Now the other corner kicked up to match the first. “The Marquess Looms Unhappily.”
“I do not loom.”
“You could be the definitive example of the word, my lord.”
“Christian,” he said. And then he regretted the word as soon as it left his lips, because her face went pleased. Somehow even sweeter.
“Christian,” she repeated, and, for God’s sake, he had to adjust his jacket again as he watched the shape her mouth made around his name, the tiny way her lips parted.
“The Marquess Glares Across the Carriage,” she murmured under her breath.
Well, it could be worse. The Marquess Has an Inappropriate Erection had a certain ring to it—and why in hell was he playing along? He was a man possessed. Matilda Halifax had done something to his brain.
“As long as the word professor does not appear,” he said, “I suppose I cannot complain.”

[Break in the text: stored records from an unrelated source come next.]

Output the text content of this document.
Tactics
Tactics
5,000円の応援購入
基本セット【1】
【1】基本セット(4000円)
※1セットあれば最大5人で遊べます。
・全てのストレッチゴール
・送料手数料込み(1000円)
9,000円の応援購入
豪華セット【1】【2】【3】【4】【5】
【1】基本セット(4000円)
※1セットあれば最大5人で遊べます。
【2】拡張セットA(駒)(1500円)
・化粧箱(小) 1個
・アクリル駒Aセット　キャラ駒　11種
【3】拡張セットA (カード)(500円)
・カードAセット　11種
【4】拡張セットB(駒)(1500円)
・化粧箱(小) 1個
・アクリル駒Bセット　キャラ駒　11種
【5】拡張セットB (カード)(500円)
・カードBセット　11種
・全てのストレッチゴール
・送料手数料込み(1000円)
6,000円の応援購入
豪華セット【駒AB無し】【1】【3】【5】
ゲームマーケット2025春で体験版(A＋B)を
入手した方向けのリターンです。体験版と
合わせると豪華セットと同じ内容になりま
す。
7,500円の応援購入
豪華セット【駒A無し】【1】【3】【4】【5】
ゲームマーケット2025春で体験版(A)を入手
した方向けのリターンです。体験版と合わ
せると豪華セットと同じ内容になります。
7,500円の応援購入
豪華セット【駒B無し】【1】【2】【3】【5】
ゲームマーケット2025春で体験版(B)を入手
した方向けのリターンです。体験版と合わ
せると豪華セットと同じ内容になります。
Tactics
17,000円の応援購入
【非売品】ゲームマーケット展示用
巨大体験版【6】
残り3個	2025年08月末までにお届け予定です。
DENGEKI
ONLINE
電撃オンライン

He did not know why he had reminded her of her damned ridiculous pamphlet. And then—oh. He did. She went pink to her hairline.
He loved it.
“Do you know,” she said, “I begin to suspect that you are having fun.”
He rearranged his expression, which he feared had gone quite foolish, back into a scowl. “Is that what I am having? I did not recognize it.”
And oh hell, that gave her some sort of tender feeling. He could practically see her melt. “You have been too long without fun, I suppose, if that is the case.”
The trouble was, he could not deny it.
He was still trying to think of something to say when she winked. “I shall make it my personal mission to paint you in an aspect in which you are visibly enjoying yourself. Do not trouble yourself. I shall think of something to amuse you.”
She was the most unsettling creature he had ever encountered, and he had to adjust his jacket and look out the window for several minutes to stop thinking about how he might visibly enjoy himself in her presence.
At the inn that night, he did not give her the chance to think about anyone enjoying anything. He put his arm about her waist as though he had the right, asked for adjoining rooms for himself and his wife, and tried not to think too hard about why he had done so.
When she murmured, “Good night, Christian,” and slipped into her own chamber, he felt quite certain that he was not going to hell after all. He was already in hell.
Why had he told her to call him Christian?
His own wife had not called him that. Grace had called him “my lord,” which at first he’d found charming and then later terrible.
He had called her “Marchioness.” She had liked that.
It had been, perhaps, the only thing about their marriage that she had liked.
But he found he could not think of Grace. His mind fled from the old hurt, like fingers from a flame, and when he closed his eyes, there was nothing waiting for him in the warm darkness but Matilda’s smile.